I loved Evie. Yes, she is a bit of the too good to be true heroine, but it works for this book. She had some self-esteem issues that would bother some readers, but I don't mind because I think that is true of many woman to be self-conscious about their looks and their appeal to men, especially when they were recently dumped. I think her spunk and her willingness to tell it like it is with Zio saved her from being too much of a Pollyanna. At the beginning, I had trouble understanding why she would have trusted what the sleazy lunkhead Carlos told her about staying in the penthouse. It was a bit of a contrived plot device, but the story get better from there. Most definitely, I have to say that her sweet nature was infectious. She's actually what I enjoyed the most about this book. I loved the scene at the party where she drinks too much champagne (her first experience with it), and charms everyone, including two grumpy Russian billionaires with her heretofore hidden prowess at languages and her stirring rendition of "The Twelve Days of Christmas." The scene where she takes Zio shopping to prepare for a very special event was hilarious and heartwarming. It sort of reminded me of the movie "The Gameplan" with The Rock, which turned out to be one of my favorites even though I generally avoid family movies like that (although sometimes I end up loving them very much). I guess you could say this is a less offensive version of Pretty Woman (I'm sorry, but I found that movie's storyline really offensive, but if you liked it, that's cool for you).

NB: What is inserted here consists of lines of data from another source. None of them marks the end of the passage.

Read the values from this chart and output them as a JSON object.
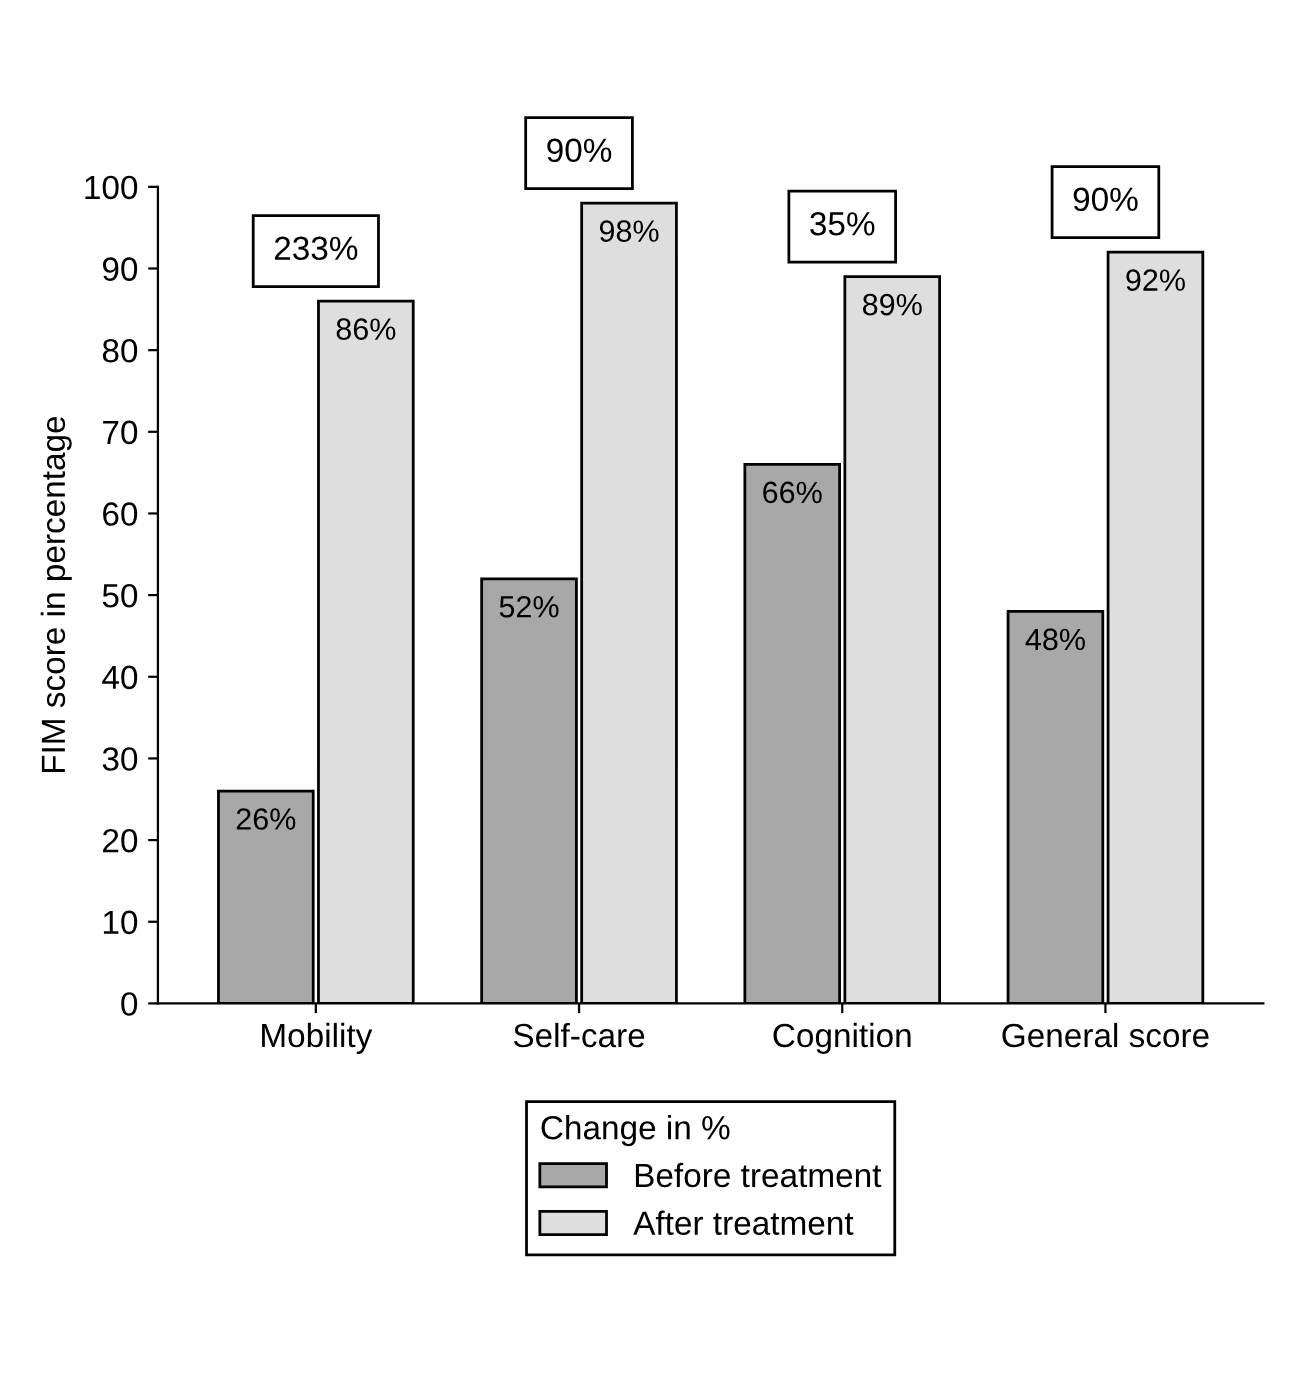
{
  "chart_data": {
    "type": "bar",
    "ylabel": "FIM score in percentage",
    "legend_title": "Change in %",
    "categories": [
      "Mobility",
      "Self-care",
      "Cognition",
      "General score"
    ],
    "series": [
      {
        "name": "Before treatment",
        "color": "#a8a8a8",
        "values": [
          26,
          52,
          66,
          48
        ],
        "value_labels": [
          "26%",
          "52%",
          "66%",
          "48%"
        ]
      },
      {
        "name": "After treatment",
        "color": "#dedede",
        "values": [
          86,
          98,
          89,
          92
        ],
        "value_labels": [
          "86%",
          "98%",
          "89%",
          "92%"
        ]
      }
    ],
    "annotations": [
      "233%",
      "90%",
      "35%",
      "90%"
    ],
    "ylim": [
      0,
      100
    ],
    "yticks": [
      0,
      10,
      20,
      30,
      40,
      50,
      60,
      70,
      80,
      90,
      100
    ],
    "grid": false,
    "legend": "bottom"
  }
}
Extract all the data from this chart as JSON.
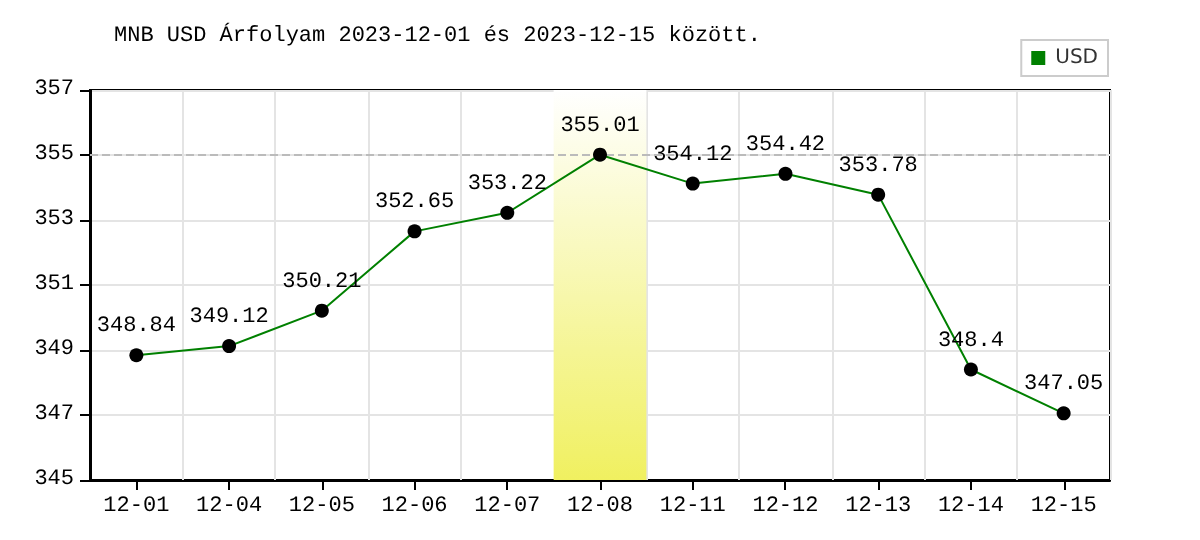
{
  "chart_data": {
    "type": "line",
    "title": "MNB USD Árfolyam 2023-12-01 és 2023-12-15 között.",
    "categories": [
      "12-01",
      "12-04",
      "12-05",
      "12-06",
      "12-07",
      "12-08",
      "12-11",
      "12-12",
      "12-13",
      "12-14",
      "12-15"
    ],
    "series": [
      {
        "name": "USD",
        "color": "#008000",
        "values": [
          348.84,
          349.12,
          350.21,
          352.65,
          353.22,
          355.01,
          354.12,
          354.42,
          353.78,
          348.4,
          347.05
        ]
      }
    ],
    "ylim": [
      345,
      357
    ],
    "yticks": [
      345,
      347,
      349,
      351,
      353,
      355,
      357
    ],
    "ref_lines": [
      {
        "axis": "y",
        "value": 355,
        "color": "#bbbbbb",
        "line_style": "dashed"
      }
    ],
    "bands": [
      {
        "axis": "x",
        "from": "12-08",
        "to": "12-08",
        "color": "#f0f060"
      }
    ],
    "data_labels": true,
    "grid": true,
    "legend": "top right",
    "marker": "circle"
  }
}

I should add that Evie had a lot more agency and power in this relationship that I am unfortunately used to seeing in some of the Harlequin Presents. She sort of starts out seemingly downtrodden, but it's more because of her particular goals than the fact that she has nothing to offer anyone. I think she could do anything she wanted, honestly. And she's not just eye candy. She's a very clever and deep woman, surprisingly perceptive and very emotionally healthy, considering. I enjoyed her relationship with her grandfather very much, how she values his opinion and genuinely loves him and wants him to be happy with her.
I think this is a good, quick Christmas read for fans of Harlequin Presents and other contemporary romance fans who don't mind some of the more obvious tropes. What I appreciate about Sarah Morgan is that she writes to her audience (without insulting our intelligence) and takes the familiar about this romance subgenre and gives a fresh, enjoyable story with fantastic dialogue and back and forth between her couples. I can't give it five stars because of the things I mentioned above, like some of the implausible aspects, and because I just don't care for womanizing billionaires, honestly. But it's a very respectable four stars, and I'd recommend this book.